There was a time in my life that I obsessed about everything, mostly girls and women. As much as I adored certain women, reality told me that I was not what they wanted. I had a particular fascination for straight girls. I liked the challenge, and more probable, the safety. I could love them as deeply as I wanted without them ever knowing. My every breath could revolve around them but would never be taken for granted.

I have been involved in the sadomasochism circle for my entire adult life. My natural tendacy is to be dominant in those relationships and I have always felt secure in that role. When I look back on my past I clearly make the connection between experiences then and my roles now. However I wonder sometimes, how much is who I am and how much is trying not to be something that I was.

When I think back on the days of my obsessions, mostly before adulthood, I only remember craving everything that had to do with the women of interest. I recall constructing shrines next to my bed that housed items touched by them; clothes, jewelry, cigarette butts. I would have given anything in my power for their attention. Willingly I would have submitted to whatever whim they had. I wanted to submit. All I wanted to do was please them.

As I cycled through my first few female relationships, my thought process stayed that way. I felt the need to do, all the time. A combination of poor self esteem and the baffling thought that these women might actually want to be with me, led me to assume that without complete and utter attention from me, they would go away.

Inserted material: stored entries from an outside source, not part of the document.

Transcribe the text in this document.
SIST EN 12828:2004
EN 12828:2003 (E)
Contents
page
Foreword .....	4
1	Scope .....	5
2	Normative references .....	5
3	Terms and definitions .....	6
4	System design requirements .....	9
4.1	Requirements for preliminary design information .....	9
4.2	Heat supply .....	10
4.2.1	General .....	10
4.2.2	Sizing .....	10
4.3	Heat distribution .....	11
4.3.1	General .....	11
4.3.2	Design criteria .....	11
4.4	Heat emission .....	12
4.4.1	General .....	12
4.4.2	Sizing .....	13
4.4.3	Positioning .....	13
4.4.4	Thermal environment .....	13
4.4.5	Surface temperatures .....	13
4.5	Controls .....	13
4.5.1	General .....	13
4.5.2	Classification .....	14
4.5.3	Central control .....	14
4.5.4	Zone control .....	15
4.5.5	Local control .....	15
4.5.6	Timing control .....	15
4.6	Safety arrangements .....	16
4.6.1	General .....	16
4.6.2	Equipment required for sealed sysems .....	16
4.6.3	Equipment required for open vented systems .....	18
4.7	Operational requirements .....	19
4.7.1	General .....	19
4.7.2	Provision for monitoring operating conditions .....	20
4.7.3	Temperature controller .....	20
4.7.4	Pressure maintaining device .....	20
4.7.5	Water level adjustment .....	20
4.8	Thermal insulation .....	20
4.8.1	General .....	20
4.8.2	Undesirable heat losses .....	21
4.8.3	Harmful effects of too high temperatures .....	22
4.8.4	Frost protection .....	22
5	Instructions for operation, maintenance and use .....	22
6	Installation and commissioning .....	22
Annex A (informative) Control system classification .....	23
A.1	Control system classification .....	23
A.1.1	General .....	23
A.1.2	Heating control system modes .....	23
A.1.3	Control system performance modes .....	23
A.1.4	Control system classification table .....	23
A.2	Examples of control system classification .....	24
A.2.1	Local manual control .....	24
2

And many times, despite my attempts to be everything, they did anyway.

I found myself hurt emotionally a lot while learning myself. I was happy to lay myself out there but unable to protect myself. As years went by, I found myself putting more and more armor on. I would enter into relationships under the premise that I was in control, I would not do what my emotions told me I wanted to and that the relationship would not last anyway. I wasted a lot of time and energy trying to escape myself within the confines of other people. Naturally it didn't pay off and I relationship jumped as soon as the waters got the least bit hot.

When I entered the world of BDSM, I found the perfect marriage of safety and the ability to control my environment while still being who I was, honestly. I was able to give 100% of me in a way that I was comfortable and I responded to. I was able to incorporate what I thought was a twisted sick side to me with a loving relationship that I needed to have emotionally.

In retrospect I don't think I became the dominant force I am today because I could no longer take the pain of the submissive force I thought I was. I am who I am because I realized the position I hold is not one of take, it is one of give. Giving of myself in the way someone needs me. Controlling and protecting what I adore most. Its not about taking what I want, its about taking what others need me to.

1 comment:

  1. or perhaps accepting what others are offering to you?